UrghBlahBlahBleugh · 09/09/2022 18:31

Jesus Christ, grow up OP. You sound FAR younger than 27.

The 'woe is me' act because your friend is upper class and you're middle class...Poor old you, what he'll it must be to just be middle class eh?! All those using food banks, struggling on universal credit cock ups and wondering how they'll stay warm this winter...they just don't know they're born, do they?!

You sound like the annoying friend. She should bin you off. Annoying because she's on meds for anxiety?! You're a shit friend OP. A very shit selfish immature excuse for a friend.

GucciPearls · 09/09/2022 18:32

You’re a horrible friend. I hope she finds this post and fucks you off.

you sound jealous and immature.

ClocksGoingBackwards · 09/09/2022 18:34

You are not very good at knowing how to be a friend it seems.

HangOnToYourself · 09/09/2022 18:34

You just sound awful

HangOnToYourself · 09/09/2022 18:36

Also why did you feel the need to justify your mum being a single mum because your dad died? Do you think only the lower "class" separate by choice when they have kids?

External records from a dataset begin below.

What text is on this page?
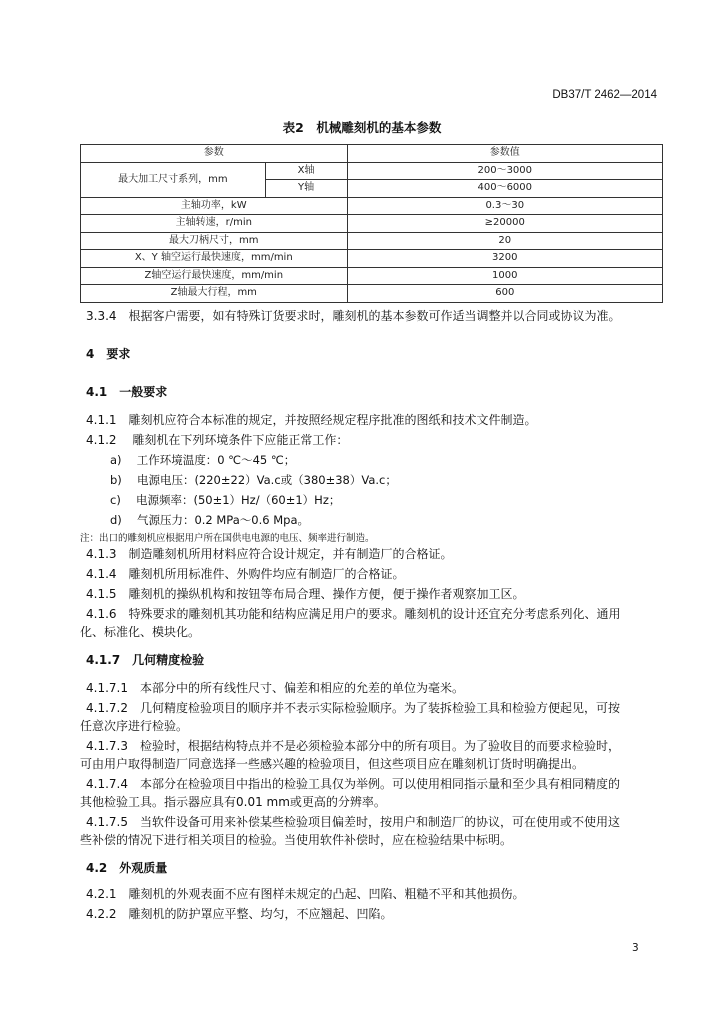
DB37/T 2462—2014
表2　机械雕刻机的基本参数
参数		参数值
最大加工尺寸系列，mm	X轴	200～3000
	Y轴	400～6000
主轴功率，kW		0.3～30
主轴转速，r/min		≥20000
最大刀柄尺寸，mm		20
X、Y 轴空运行最快速度，mm/min		3200
Z轴空运行最快速度，mm/min		1000
Z轴最大行程，mm		600
3.3.4　根据客户需要，如有特殊订货要求时，雕刻机的基本参数可作适当调整并以合同或协议为准。
4　要求
4.1　一般要求
4.1.1　雕刻机应符合本标准的规定，并按照经规定程序批准的图纸和技术文件制造。
4.1.2　 雕刻机在下列环境条件下应能正常工作：
a)　 工作环境温度：0 ℃～45 ℃；
b)　 电源电压：(220±22）Va.c或（380±38）Va.c；
c)　 电源频率：(50±1）Hz/（60±1）Hz；
d)　 气源压力：0.2 MPa～0.6 Mpa。
注：出口的雕刻机应根据用户所在国供电电源的电压、频率进行制造。
4.1.3　制造雕刻机所用材料应符合设计规定，并有制造厂的合格证。
4.1.4　雕刻机所用标准件、外购件均应有制造厂的合格证。
4.1.5　雕刻机的操纵机构和按钮等布局合理、操作方便，便于操作者观察加工区。
4.1.6　特殊要求的雕刻机其功能和结构应满足用户的要求。雕刻机的设计还宜充分考虑系列化、通用
化、标准化、模块化。
4.1.7　几何精度检验
4.1.7.1　本部分中的所有线性尺寸、偏差和相应的允差的单位为毫米。
4.1.7.2　几何精度检验项目的顺序并不表示实际检验顺序。为了装拆检验工具和检验方便起见，可按
任意次序进行检验。
4.1.7.3　检验时，根据结构特点并不是必须检验本部分中的所有项目。为了验收目的而要求检验时，
可由用户取得制造厂同意选择一些感兴趣的检验项目，但这些项目应在雕刻机订货时明确提出。
4.1.7.4　本部分在检验项目中指出的检验工具仅为举例。可以使用相同指示量和至少具有相同精度的
其他检验工具。指示器应具有0.01 mm或更高的分辨率。
4.1.7.5　当软件设备可用来补偿某些检验项目偏差时，按用户和制造厂的协议，可在使用或不使用这
些补偿的情况下进行相关项目的检验。当使用软件补偿时，应在检验结果中标明。
4.2　外观质量
4.2.1　雕刻机的外观表面不应有图样未规定的凸起、凹陷、粗糙不平和其他损伤。
4.2.2　雕刻机的防护罩应平整、均匀，不应翘起、凹陷。
3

GuerlainHo · 09/09/2022 18:38

Biden?

Are you American OP?

GuerlainHo · 09/09/2022 18:39

As much as she sounds clingy, You sound jealous to some extent as you feel she has everything handed to her and you have to work for it.

Tierne · 09/09/2022 18:40

Another one here who is surprised to see you are both 27. Is this what living at home does to people?

Trying2310 · 09/09/2022 18:50

You sound about 13. Time to grow up!

Nospringchix · 09/09/2022 18:50

Kindofcrunchy · 09/09/2022 16:35

If she has very recently started prozac - within 6 weeks - the medication can make you very anxious before it kicks in and works its magic. Give her a chance?

Just what I was thinking too. The first few weeks of antidepressants are awful. Terrible anxiety, possible suicidal thoughts, trouble sleeping.

Please support your friend, OP, she could be going through absolute hell.

LicoricePizza · 09/09/2022 18:58

Summerslam · 09/09/2022 16:35

You don't sound like a very supportive friend. People aren't given Prozac because they like the taste.

Well said

Wheresmywoolyjumpers · 09/09/2022 19:23

It sounds like now she is going through a harder time, you don't like it. It is easy to get to the stage where anything someone does annoys you and it sounds like you are there now. This does sound like a post from a much younger person, I think you have some work to do on letting things go and not holding her circumstances against her.

Bubblebubblebah · 09/09/2022 19:36

What's up with the wind ups last few days

Babyincoming22 · 09/09/2022 19:42

You can have anxiety but she can't? Wow.

FantasylandEnthusiast · 09/09/2022 19:42

Are you 13??

Boreded · 09/09/2022 20:08

Ffs - kids/trolls and their stories. Please take yourself to quora where you belong

AnotherAnxiousMess · 09/09/2022 20:17

Agree with other saying you sound a lot younger than 27... If you are, you really need to grow up. You obviously don't like or care about her, so don't be friends with her anymore. She'll be better off for it.

CatsAreCrackers · 09/09/2022 20:36

So when you were the anxious one, you were happy to be her friend and lean on her. Now she has a problem, you don't like it and she's a nuisance. You are selfish, jealous and a truly awful "friend".